Le monde individualiste dans lequel nous naissons et grandissons ne nous aide pas beaucoup. Nous baignons dans la culture qui fait de nous des individus auto-entrés, une culture du « Moi, je… ». Dans notre prochaine conversation, soyons attentifs au nombre de fois où nous dirons : « Moi, je… ». Le nombre de fois où nous mettons en avant notre façon de penser, notre manière de faire, notre monde à nous. D’après les textes que nous venons d’écouter, l’Esprit Saint nous propose une manière décentrée d’entrer en communication avec les autres. Il nous propose d’entrer dans l’univers des autres pour nous enrichir de leur différence.

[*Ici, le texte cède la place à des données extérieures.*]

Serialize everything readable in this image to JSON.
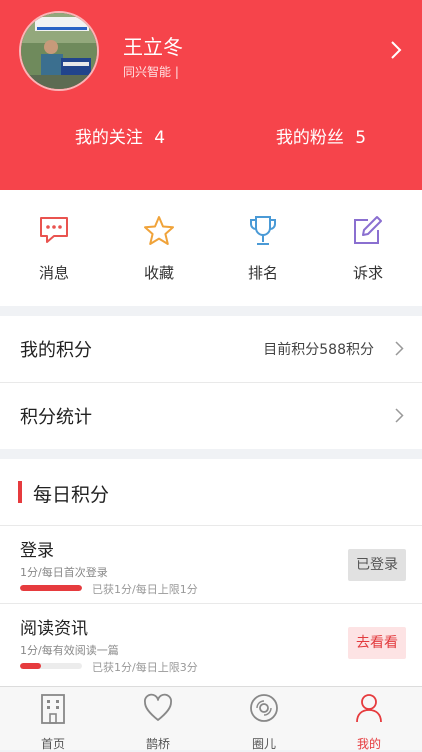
{
  "profile": {
    "name": "王立冬",
    "organization": "同兴智能 |",
    "following_label": "我的关注",
    "following_count": "4",
    "followers_label": "我的粉丝",
    "followers_count": "5"
  },
  "actions": [
    {
      "label": "消息",
      "icon": "message-icon",
      "color": "#e9534f"
    },
    {
      "label": "收藏",
      "icon": "star-icon",
      "color": "#f0a33a"
    },
    {
      "label": "排名",
      "icon": "trophy-icon",
      "color": "#4a9ad6"
    },
    {
      "label": "诉求",
      "icon": "edit-icon",
      "color": "#8a6fd0"
    }
  ],
  "points": {
    "my_points_label": "我的积分",
    "my_points_value": "目前积分588积分",
    "stats_label": "积分统计"
  },
  "daily": {
    "title": "每日积分",
    "tasks": [
      {
        "title": "登录",
        "subtitle": "1分/每日首次登录",
        "progress_text": "已获1分/每日上限1分",
        "progress": 1.0,
        "button": "已登录"
      },
      {
        "title": "阅读资讯",
        "subtitle": "1分/每有效阅读一篇",
        "progress_text": "已获1分/每日上限3分",
        "progress": 0.333,
        "button": "去看看"
      }
    ]
  },
  "tabs": [
    {
      "label": "首页",
      "icon": "building-icon"
    },
    {
      "label": "鹊桥",
      "icon": "heart-icon"
    },
    {
      "label": "圈儿",
      "icon": "disc-icon"
    },
    {
      "label": "我的",
      "icon": "user-icon",
      "active": true
    }
  ],
  "colors": {
    "brand": "#f6444b",
    "accent": "#e63b3e"
  }
}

Le texte dit que « chacun s’exprimait selon le don de l’Esprit ». Autrement dit, l’Esprit est donné à tous, mais il se manifeste différemment chez chacun. L’apôtre Paul le confirme : « Les dons de la grâce sont variés, dit-il, mais c’est le même Esprit » (1 Co 12, 4). Si les dons de l’Esprit sont différents, il est dans notre avantage d’entrer dans l’univers des autres pour découvrir les trésors cachés que l’Esprit y a déposés. Et si nous partageons tous la même humanité avec des différences individuelles et communautaires, il nous est profitable de nous laisser enrichir par la différence des autres.
Bien sûr, il n’est pas facile de quitter sa zone de confort pour découvrir et rejoindre l’autre dans sa différence.

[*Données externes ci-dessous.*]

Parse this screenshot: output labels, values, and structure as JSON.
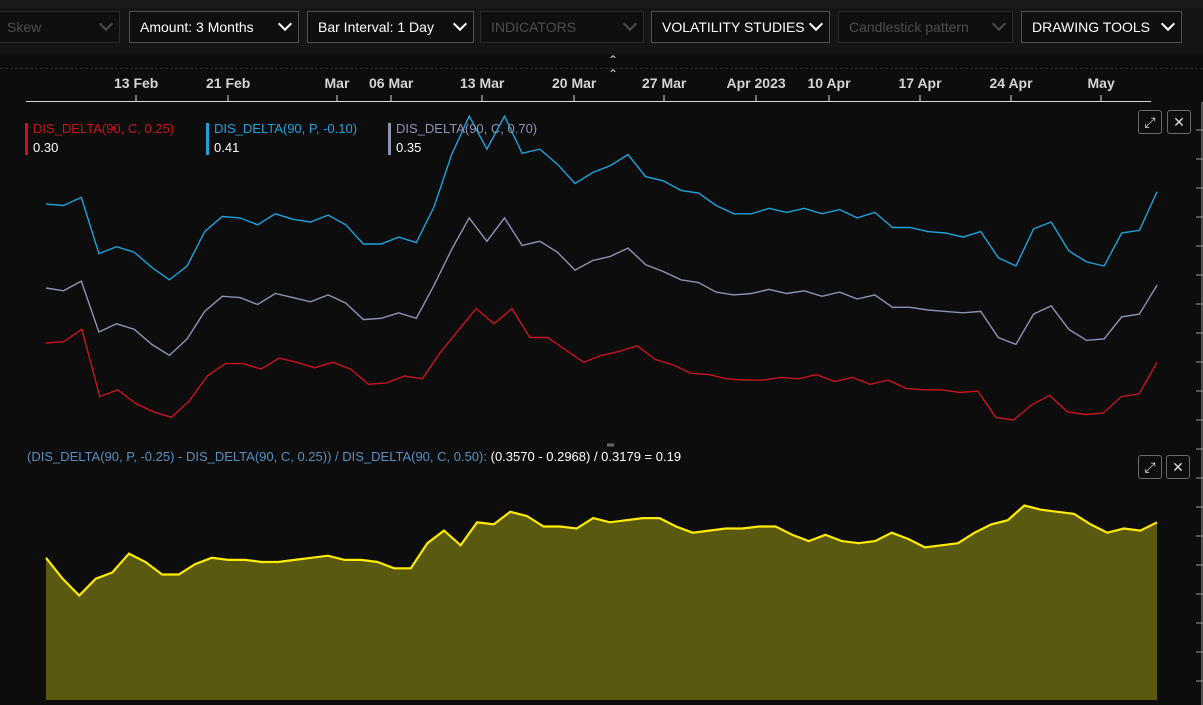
{
  "toolbar": {
    "dropdowns": [
      {
        "label": "Skew",
        "enabled": false
      },
      {
        "label": "Amount: 3 Months",
        "enabled": true
      },
      {
        "label": "Bar Interval: 1 Day",
        "enabled": true
      },
      {
        "label": "INDICATORS",
        "enabled": false
      },
      {
        "label": "VOLATILITY STUDIES",
        "enabled": true
      },
      {
        "label": "Candlestick pattern",
        "enabled": false
      },
      {
        "label": "DRAWING TOOLS",
        "enabled": true
      }
    ],
    "collapse_icon": "double-chevron-up-icon"
  },
  "chart_data": [
    {
      "type": "line",
      "x_tick_labels": [
        "13 Feb",
        "21 Feb",
        "Mar",
        "06 Mar",
        "13 Mar",
        "20 Mar",
        "27 Mar",
        "Apr 2023",
        "10 Apr",
        "17 Apr",
        "24 Apr",
        "May"
      ],
      "series": [
        {
          "name": "DIS_DELTA(90, C, 0.25)",
          "last_value": "0.30",
          "color": "#c8141e",
          "values": [
            0.272,
            0.273,
            0.282,
            0.233,
            0.238,
            0.228,
            0.222,
            0.218,
            0.23,
            0.248,
            0.257,
            0.257,
            0.253,
            0.261,
            0.258,
            0.254,
            0.258,
            0.253,
            0.242,
            0.243,
            0.248,
            0.246,
            0.265,
            0.281,
            0.297,
            0.286,
            0.297,
            0.276,
            0.276,
            0.267,
            0.258,
            0.263,
            0.266,
            0.27,
            0.26,
            0.256,
            0.25,
            0.249,
            0.246,
            0.245,
            0.245,
            0.247,
            0.246,
            0.249,
            0.244,
            0.247,
            0.242,
            0.245,
            0.239,
            0.238,
            0.238,
            0.236,
            0.237,
            0.218,
            0.216,
            0.227,
            0.234,
            0.222,
            0.22,
            0.221,
            0.233,
            0.235,
            0.258
          ]
        },
        {
          "name": "DIS_DELTA(90, P, -0.10)",
          "last_value": "0.41",
          "color": "#1ca3dc",
          "values": [
            0.373,
            0.372,
            0.378,
            0.337,
            0.342,
            0.338,
            0.327,
            0.318,
            0.328,
            0.353,
            0.364,
            0.363,
            0.358,
            0.366,
            0.362,
            0.36,
            0.365,
            0.358,
            0.344,
            0.344,
            0.349,
            0.345,
            0.371,
            0.409,
            0.437,
            0.413,
            0.437,
            0.41,
            0.413,
            0.402,
            0.388,
            0.396,
            0.401,
            0.409,
            0.393,
            0.39,
            0.383,
            0.381,
            0.372,
            0.366,
            0.366,
            0.37,
            0.367,
            0.37,
            0.366,
            0.369,
            0.363,
            0.367,
            0.356,
            0.356,
            0.353,
            0.352,
            0.349,
            0.353,
            0.334,
            0.328,
            0.355,
            0.36,
            0.339,
            0.331,
            0.328,
            0.352,
            0.354,
            0.382
          ]
        },
        {
          "name": "DIS_DELTA(90, C, 0.70)",
          "last_value": "0.35",
          "color": "#8e92b4",
          "values": [
            0.312,
            0.31,
            0.317,
            0.28,
            0.286,
            0.282,
            0.271,
            0.263,
            0.275,
            0.295,
            0.306,
            0.305,
            0.3,
            0.308,
            0.305,
            0.302,
            0.307,
            0.301,
            0.289,
            0.29,
            0.294,
            0.29,
            0.314,
            0.34,
            0.363,
            0.346,
            0.363,
            0.343,
            0.346,
            0.338,
            0.325,
            0.332,
            0.335,
            0.341,
            0.329,
            0.324,
            0.318,
            0.316,
            0.309,
            0.307,
            0.308,
            0.311,
            0.308,
            0.31,
            0.306,
            0.309,
            0.304,
            0.307,
            0.298,
            0.298,
            0.296,
            0.295,
            0.294,
            0.295,
            0.276,
            0.271,
            0.293,
            0.299,
            0.282,
            0.274,
            0.275,
            0.291,
            0.293,
            0.314
          ]
        },
        {
          "name": "DIS_DELTA(90, C, 0.50)",
          "last_value": "0.3179",
          "color": "#7a7a7a",
          "values": []
        }
      ],
      "ylim": [
        0.2,
        0.44
      ],
      "grid": false
    },
    {
      "type": "area",
      "formula_text": "(DIS_DELTA(90, P, -0.25) - DIS_DELTA(90, C, 0.25)) / DIS_DELTA(90, C, 0.50):",
      "result_text": "(0.3570 - 0.2968) / 0.3179 = 0.19",
      "series": [
        {
          "color": "#ffeb00",
          "fill": "#595a10",
          "values": [
            0.168,
            0.158,
            0.15,
            0.158,
            0.161,
            0.17,
            0.166,
            0.16,
            0.16,
            0.165,
            0.168,
            0.167,
            0.167,
            0.166,
            0.166,
            0.167,
            0.168,
            0.169,
            0.167,
            0.167,
            0.166,
            0.163,
            0.163,
            0.175,
            0.181,
            0.174,
            0.185,
            0.184,
            0.19,
            0.188,
            0.183,
            0.183,
            0.182,
            0.187,
            0.185,
            0.186,
            0.187,
            0.187,
            0.183,
            0.18,
            0.181,
            0.182,
            0.182,
            0.183,
            0.183,
            0.179,
            0.176,
            0.179,
            0.176,
            0.175,
            0.176,
            0.18,
            0.177,
            0.173,
            0.174,
            0.175,
            0.18,
            0.184,
            0.186,
            0.193,
            0.191,
            0.19,
            0.189,
            0.184,
            0.18,
            0.182,
            0.181,
            0.185
          ]
        }
      ],
      "ylim": [
        0.1,
        0.21
      ],
      "grid": false
    }
  ],
  "panels": {
    "expand_icon": "expand-icon",
    "close_icon": "close-icon"
  }
}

Il n’est pas facile de se libérer d’une culture de la peur qui nous encombre de préjugés et qui nous fait voir la différence comme une menace.
Il n’est pas facile d’aller à contre-courant de notre culture individualiste pour vivre les échanges de manière décentrée.
Il n’est pas facile, enfin, d’être dans la posture de celui qui reçoit. Nous préférons si souvent la posture de celui qui donne.
Mais Dieu ne nous demande rien qu’il ne nous aide à accomplir. C’est pourquoi l’Esprit Saint nous est donné. Rappelons-nous la lettre aux Galates que nous venons d’écouter. L’apôtre Paul parle d’un affrontement qui nous empêche de faire ce que nous voudrions : « Marchez sous la conduite de l’Esprit Saint », nous recommande-t-il, pour sortir victorieux de cet affrontement.
C’est par l’Esprit Saint que Dieu nous aide à faire ce qu’il nous demande. Invoquons-le ! remercions-le ! Il intervient dans notre volonté d’agir et d’aller vers les autres. Il intervient dans nos idées, dans nos intuitions pour que nous sachions accueillir les différences que nous côtoyons. Comme un feu, il embrase nos cœurs et inscrit chacun de nos efforts d’ouverture dans l’infini de l’amour de Dieu. Alors gardons confiance et marchons sous la conduite de l’Esprit Saint. Amen.